De acordo com informações fornecidas pelo BRB, o plano inclui uma série de ações preventivas que serão implementadas caso se confirme a necessidade de um aporte do governo do Distrito Federal (GDF), o que está condicionado à conclusão das investigações em andamento sobre o caso.
A iniciativa do BRB visa garantir a sustentabilidade da instituição, promover a estabilidade das operações e assegurar a transparência para clientes, investidores e parceiros. Em nota oficial, o banco não divulgou valores específicos relacionados ao plano, mas indicou que as operações com o Banco Master resultaram em um prejuízo significativo, estimado em cerca de R$ 5 bilhões, conforme testemunho do diretor de Fiscalização do BC, Ailton de Aquino, à Polícia Federal no final do ano passado.
Embora os detalhes das ações apresentadas ao BC não tenham sido explicitados, o BRB garantiu que seu plano está focado na proteção da clientela e no funcionamento contínuo da instituição financeira. “O plano foi elaborado para garantir a sustentabilidade da instituição, fortalecendo seu capital e assegurando a estabilidade das operações”, afirmou a nota do banco.
Alternativas para Levantamento de Capital
O BRB apresenta cinco alternativas principais para a captação de capital, incluindo:
- Empréstimos de outras instituições financeiras, abarcando bancos privados e o Fundo Garantidor de Créditos (FGC);
- Venda de ativos, com foco em carteiras imobiliárias e créditos concedidos a estados e municípios;
- Criação de um fundo imobiliário que utilize terrenos e imóveis do GDF a serem transferidos ao banco;
- Aportes diretos do Tesouro do Distrito Federal;
- Empréstimos do GDF via FGC, com posterior repasse ao BRB.
Vale ressaltar que as medidas que envolvem recursos do governo do Distrito Federal necessitam da aprovação da Câmara Legislativa do DF. O objetivo do plano é injetar liquidez, reduzir o tamanho da instituição e minimizar a necessidade de novos aportes do controlador em um cenário de restrições fiscais.
Segundo informações do jornal O Estado de S.Paulo, o BRB teria realizado a venda de cerca de R$ 5 bilhões em ativos de alta qualidade, tais como crédito consignado e antecipação de saques do Fundo de Garantia, a fim de conter a saída de capitais após o fechamento do Banco Master e o prosseguimento das investigações sobre operações suspeitas.
Além disso, o banco está em negociações para a venda de aproximadamente R$ 1 bilhão em carteiras de crédito concedidas a estados e municípios, garantidas pelo Tesouro Nacional.
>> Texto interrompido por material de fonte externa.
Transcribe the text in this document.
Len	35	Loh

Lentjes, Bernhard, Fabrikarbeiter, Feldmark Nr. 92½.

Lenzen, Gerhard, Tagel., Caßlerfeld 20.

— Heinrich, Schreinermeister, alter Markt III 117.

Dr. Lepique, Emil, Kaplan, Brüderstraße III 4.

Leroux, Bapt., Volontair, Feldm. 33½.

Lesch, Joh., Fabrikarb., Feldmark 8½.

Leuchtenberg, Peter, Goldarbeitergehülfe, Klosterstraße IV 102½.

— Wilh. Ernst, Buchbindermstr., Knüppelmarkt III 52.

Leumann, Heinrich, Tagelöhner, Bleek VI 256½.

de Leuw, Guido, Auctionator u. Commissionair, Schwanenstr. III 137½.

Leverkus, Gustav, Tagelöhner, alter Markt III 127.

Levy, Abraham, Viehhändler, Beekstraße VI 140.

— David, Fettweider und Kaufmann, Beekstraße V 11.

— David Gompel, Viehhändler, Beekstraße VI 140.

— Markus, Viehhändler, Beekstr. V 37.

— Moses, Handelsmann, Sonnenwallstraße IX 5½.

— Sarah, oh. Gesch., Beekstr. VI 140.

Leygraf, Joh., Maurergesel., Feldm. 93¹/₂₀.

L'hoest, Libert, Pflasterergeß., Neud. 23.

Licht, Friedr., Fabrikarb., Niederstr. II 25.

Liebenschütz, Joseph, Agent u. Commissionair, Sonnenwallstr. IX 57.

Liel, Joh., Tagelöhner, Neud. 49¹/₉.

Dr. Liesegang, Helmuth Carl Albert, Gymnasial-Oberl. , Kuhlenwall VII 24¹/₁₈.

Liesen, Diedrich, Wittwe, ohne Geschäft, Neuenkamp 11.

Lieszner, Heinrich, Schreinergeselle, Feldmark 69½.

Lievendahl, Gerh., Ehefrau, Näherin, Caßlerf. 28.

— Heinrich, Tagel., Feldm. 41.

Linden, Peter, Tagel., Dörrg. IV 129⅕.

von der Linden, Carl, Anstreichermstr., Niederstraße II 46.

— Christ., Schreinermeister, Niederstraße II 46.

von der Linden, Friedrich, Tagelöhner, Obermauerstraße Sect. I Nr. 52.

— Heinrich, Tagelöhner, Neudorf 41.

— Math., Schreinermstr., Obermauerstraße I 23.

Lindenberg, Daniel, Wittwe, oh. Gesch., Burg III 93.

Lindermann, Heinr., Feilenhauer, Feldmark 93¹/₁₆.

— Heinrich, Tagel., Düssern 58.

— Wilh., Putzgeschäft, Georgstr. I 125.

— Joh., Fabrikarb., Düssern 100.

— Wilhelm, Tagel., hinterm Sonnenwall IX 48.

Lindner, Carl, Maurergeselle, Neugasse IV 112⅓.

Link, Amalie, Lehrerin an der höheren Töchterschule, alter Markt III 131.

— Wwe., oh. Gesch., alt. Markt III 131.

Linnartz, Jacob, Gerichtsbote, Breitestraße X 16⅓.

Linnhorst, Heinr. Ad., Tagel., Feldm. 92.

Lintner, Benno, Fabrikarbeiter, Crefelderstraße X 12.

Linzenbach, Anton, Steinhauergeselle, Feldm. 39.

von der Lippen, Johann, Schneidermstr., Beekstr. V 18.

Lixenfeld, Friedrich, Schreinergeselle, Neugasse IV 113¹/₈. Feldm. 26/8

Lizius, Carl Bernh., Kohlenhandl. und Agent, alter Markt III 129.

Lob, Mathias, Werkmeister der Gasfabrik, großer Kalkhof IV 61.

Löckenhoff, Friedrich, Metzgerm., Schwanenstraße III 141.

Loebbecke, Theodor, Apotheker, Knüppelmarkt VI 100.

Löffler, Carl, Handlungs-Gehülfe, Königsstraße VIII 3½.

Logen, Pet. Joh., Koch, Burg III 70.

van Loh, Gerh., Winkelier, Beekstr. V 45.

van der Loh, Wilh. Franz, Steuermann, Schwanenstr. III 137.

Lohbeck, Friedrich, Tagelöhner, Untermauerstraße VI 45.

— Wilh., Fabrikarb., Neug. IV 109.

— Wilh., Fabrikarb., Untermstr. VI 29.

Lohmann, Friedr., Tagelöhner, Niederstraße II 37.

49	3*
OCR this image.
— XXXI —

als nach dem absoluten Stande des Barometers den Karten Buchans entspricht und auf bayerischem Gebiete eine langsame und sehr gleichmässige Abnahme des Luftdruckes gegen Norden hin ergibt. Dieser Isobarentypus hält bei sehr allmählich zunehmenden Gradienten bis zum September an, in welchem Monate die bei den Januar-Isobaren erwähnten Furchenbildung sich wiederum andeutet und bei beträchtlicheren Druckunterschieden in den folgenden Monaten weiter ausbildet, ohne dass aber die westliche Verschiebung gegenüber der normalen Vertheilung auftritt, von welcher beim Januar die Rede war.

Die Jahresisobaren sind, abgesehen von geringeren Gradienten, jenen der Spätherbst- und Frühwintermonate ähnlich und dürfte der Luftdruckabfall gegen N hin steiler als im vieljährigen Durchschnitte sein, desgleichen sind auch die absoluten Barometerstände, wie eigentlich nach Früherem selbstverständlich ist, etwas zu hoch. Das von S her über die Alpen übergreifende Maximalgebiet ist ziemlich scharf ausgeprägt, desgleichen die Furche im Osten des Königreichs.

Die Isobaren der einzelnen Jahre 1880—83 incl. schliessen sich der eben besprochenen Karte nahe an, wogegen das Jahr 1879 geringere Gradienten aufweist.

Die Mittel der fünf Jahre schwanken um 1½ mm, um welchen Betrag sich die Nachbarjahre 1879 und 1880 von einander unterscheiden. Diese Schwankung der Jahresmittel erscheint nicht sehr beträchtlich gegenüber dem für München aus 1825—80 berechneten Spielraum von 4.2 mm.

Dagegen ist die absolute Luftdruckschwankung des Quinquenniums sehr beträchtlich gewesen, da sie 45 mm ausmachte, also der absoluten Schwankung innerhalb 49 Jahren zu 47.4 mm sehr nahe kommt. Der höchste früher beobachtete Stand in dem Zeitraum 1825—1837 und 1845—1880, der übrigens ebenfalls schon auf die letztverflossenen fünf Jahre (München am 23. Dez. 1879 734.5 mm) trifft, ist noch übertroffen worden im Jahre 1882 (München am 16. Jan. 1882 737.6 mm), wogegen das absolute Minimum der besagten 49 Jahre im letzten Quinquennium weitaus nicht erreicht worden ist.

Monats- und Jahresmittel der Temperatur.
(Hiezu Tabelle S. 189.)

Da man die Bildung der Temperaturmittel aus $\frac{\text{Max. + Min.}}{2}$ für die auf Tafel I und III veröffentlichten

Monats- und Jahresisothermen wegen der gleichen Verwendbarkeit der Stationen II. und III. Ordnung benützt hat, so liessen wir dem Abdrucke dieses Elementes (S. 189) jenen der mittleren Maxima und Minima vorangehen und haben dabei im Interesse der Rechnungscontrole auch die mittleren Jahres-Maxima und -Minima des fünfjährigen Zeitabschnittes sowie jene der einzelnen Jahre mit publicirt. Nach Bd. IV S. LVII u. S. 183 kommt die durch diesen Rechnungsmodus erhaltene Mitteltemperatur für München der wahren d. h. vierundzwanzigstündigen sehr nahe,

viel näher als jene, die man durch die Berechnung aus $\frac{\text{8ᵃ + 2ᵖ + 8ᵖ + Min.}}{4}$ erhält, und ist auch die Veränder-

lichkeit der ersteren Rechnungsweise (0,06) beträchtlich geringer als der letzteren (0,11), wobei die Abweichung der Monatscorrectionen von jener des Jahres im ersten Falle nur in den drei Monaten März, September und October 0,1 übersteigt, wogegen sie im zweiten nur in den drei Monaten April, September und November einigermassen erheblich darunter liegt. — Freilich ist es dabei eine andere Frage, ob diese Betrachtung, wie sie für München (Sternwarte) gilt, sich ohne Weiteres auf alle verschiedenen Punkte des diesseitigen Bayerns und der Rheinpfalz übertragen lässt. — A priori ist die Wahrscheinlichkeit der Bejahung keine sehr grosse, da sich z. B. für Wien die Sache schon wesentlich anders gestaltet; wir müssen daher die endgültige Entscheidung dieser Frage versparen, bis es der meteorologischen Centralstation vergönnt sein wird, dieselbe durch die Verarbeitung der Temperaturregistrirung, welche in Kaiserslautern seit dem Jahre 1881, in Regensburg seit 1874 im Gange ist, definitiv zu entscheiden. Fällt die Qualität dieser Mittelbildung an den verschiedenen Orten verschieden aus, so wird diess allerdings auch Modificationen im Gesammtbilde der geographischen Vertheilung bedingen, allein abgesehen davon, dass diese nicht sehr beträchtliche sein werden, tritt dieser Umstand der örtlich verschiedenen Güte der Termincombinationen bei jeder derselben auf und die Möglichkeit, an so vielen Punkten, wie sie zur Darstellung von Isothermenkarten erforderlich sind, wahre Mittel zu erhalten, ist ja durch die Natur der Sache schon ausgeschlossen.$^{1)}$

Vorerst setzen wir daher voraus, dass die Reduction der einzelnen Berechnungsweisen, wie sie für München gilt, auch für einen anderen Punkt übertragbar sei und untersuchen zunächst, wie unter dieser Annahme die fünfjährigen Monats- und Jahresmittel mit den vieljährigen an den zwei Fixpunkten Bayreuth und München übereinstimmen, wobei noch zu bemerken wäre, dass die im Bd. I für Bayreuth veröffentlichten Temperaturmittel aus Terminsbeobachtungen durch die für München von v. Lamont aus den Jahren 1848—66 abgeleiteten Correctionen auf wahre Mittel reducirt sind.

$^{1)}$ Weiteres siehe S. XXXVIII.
Essa operação pode resultar em um retorno de cerca de R$ 730 milhões em valor presente. O BRB também está buscando desfazer-se de fundos de investimento adquiridos do Banco Master.
As investigações em curso examinam a aquisição pelo BRB de cerca de R$ 12,2 bilhões em carteiras de crédito do Master, que apresentavam ativos supervalorizados ou inexistentes. Do total, o BRB afirma que aproximadamente R$ 10 bilhões já foram substituídos ou liquidados, e a instituição desmente qualquer bloqueio de bens relacionados à operação.